De Mariaverering in Handel vindt zijn oorsprong in de vondst van haar beeld door een herder, zo zegt de legende. Maar daar lijkt het laatste woord nog niet over te zijn gezegd, want met de komst van de Duitse Orde naar Handel stichtten zij in ieder geval de (Maria-)kapel. Bovendien wijzen de makelij en afkomst van ons beeldje, indien origineel, op invloeden vanuit Zuid-Europese streken. Toeval of niet, het is begrijpelijk dat de commandeurs van de Orde graag en vaak vanuit Gemert naar Handel blijven komen om een bezoek aan hun patrones te brengen. Hun toewijding aan Maria vergezellen zij met financiële steun voor onderhoud en uitbreiding van de kapel. Dat het belang dat de Orde aan de kapel hechtte groot was, zie je nu nog terug aan een aantal opvallende uitingen aan en in onze kerk. Boven de oorspronkelijke toegangen aan de zuid- en noordzijde van de kerk, toen nog kapel, vind je de wapenstenen met de wapens van landcommandeurs van de Duitse Orde en van het Orde kruis. En in de kerk, niet te missen, als je richting het orgel kijkt en dan net daaronder zie je er nog een. En eenzelfde vind je, even zoeken, op de biechtstoel.
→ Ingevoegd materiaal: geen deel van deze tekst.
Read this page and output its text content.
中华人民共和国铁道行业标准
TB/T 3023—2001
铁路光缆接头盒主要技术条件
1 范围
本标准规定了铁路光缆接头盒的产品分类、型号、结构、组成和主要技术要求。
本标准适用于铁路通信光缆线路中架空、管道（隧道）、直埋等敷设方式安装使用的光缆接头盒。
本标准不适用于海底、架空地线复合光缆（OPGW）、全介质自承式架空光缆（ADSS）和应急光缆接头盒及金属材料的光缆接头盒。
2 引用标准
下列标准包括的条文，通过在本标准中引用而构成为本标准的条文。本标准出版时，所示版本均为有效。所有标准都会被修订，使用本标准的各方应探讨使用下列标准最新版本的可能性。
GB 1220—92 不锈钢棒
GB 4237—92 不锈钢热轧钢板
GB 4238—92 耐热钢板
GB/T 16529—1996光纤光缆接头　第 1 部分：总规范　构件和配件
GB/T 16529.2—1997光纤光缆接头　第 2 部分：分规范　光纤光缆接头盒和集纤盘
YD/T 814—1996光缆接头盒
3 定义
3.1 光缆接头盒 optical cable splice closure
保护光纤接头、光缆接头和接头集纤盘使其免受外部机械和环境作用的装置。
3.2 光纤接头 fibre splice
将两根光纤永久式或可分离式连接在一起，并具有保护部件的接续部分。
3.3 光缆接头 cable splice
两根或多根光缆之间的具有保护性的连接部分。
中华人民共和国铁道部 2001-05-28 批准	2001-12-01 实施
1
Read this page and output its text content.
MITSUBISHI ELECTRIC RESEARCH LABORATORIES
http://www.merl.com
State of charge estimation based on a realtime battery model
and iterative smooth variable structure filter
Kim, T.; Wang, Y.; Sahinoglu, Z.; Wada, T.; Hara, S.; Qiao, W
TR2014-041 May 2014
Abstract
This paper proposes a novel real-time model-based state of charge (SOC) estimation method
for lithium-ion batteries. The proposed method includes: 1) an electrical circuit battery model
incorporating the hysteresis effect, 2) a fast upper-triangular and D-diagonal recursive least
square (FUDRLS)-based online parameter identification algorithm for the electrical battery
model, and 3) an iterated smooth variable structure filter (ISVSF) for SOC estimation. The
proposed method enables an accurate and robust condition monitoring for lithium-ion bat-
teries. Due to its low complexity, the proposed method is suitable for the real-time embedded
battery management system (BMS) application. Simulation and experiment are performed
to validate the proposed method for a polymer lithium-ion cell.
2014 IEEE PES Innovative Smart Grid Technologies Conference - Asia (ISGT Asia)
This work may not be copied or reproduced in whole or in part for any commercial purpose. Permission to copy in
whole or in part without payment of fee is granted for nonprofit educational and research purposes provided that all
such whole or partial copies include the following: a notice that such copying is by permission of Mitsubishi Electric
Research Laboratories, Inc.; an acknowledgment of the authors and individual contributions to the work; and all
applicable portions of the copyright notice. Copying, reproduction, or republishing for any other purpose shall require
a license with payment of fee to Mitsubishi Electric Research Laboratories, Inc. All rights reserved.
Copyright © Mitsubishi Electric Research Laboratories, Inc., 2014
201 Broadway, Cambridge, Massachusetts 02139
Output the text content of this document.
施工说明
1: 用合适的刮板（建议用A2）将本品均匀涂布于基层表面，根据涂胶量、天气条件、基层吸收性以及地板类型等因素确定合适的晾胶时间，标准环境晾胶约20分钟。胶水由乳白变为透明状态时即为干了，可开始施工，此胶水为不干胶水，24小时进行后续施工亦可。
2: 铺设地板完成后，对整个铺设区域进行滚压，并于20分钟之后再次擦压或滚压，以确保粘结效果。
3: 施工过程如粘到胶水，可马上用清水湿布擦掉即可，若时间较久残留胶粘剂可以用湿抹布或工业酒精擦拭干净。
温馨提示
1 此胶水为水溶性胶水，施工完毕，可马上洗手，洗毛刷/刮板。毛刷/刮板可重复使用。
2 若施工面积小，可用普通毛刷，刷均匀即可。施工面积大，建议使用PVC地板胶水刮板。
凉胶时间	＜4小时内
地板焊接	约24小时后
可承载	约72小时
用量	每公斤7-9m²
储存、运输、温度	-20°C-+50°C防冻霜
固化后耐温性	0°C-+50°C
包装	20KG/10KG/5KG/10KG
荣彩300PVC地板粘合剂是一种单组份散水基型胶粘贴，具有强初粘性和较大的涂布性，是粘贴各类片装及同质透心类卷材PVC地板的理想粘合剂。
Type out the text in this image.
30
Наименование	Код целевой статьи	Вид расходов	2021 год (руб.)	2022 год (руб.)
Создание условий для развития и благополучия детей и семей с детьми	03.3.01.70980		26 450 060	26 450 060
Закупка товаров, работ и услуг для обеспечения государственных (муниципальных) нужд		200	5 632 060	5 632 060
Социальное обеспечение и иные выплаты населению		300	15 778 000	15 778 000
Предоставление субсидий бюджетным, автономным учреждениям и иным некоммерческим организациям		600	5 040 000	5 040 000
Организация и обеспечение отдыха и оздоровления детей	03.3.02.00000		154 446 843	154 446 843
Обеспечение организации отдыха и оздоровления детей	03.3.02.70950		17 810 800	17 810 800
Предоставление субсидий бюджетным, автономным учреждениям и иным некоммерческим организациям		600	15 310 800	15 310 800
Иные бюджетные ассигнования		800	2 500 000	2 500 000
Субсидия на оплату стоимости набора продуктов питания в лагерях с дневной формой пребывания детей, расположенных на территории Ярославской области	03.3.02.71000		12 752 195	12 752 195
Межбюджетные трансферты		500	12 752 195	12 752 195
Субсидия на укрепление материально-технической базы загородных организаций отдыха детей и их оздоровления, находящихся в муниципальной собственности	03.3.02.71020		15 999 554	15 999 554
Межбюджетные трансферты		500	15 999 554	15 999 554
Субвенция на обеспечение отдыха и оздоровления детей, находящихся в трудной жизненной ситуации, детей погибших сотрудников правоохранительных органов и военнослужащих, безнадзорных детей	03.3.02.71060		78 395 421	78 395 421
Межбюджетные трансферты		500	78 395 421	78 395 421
De liefde van een aantal commandeurs voor Onze Lieve Vrouw ging zelfs zover dat Hendrik van Wassenaar, commandeur van Gemert (1684-1690), wenste dat ‘syn hart magh rusten in de capelle van Handel tot Gemert’.

Maar er is meer, want..
Handel ontplooit zich in de eeuwen na het vertrek van de Duitse Orde verder als nederzetting en daar heeft de Orde behoorlijk aan bijgedragen, het gebied blijft immers wel hun bezit. Er werden naast vergroting van de kapel en het verder ontwikkelen van Handel tot belangrijke bedevaartplaats, ook boerderijen gesticht en geëxploiteerd. De oorspronkelijke boerderijen zijn weliswaar weg maar gelukkig hebben we de foto’s nog, tenminste enkele en wat oude tekeningen. En ook hun namen kennen we nog. Zij verwijzen in sommige gevallen naar de Duitse orde. Zoals Het Zwart Cruijs, een boerderij annex brouwerij die voorheen net achter de kerk stond. De Virmundtse Hoeve, na een brand in 1886 herbouwd aan het Mariahofke. En ook Den Duijtsen Meester die stond op het terrein van de Oude Bron en in 1934 verhuisd is naar achter het voetbalveld. De naam van de Handelse Hoeve doet ons ook sterk herinneren aan de Duitse Orde. Deze prachtige eeuwenoude pachthoeve met toegangspoorten stond in de Onze Lieve Vrouwestraat en werd in 1964 afgebroken en nergens meer herbouwd.

a: Hoeve het Zwart Cruijs
b: Virmundtse Hoeve
c: Den Duijtsen Meester
d: Hoeve Handel

 

 

De Duitse Orde en hun commandeurs zijn nu toch weg
Inderdaad, helemaal weg, niet alleen in Handel en Gemert maar eigenlijk wel grotendeels in Europa.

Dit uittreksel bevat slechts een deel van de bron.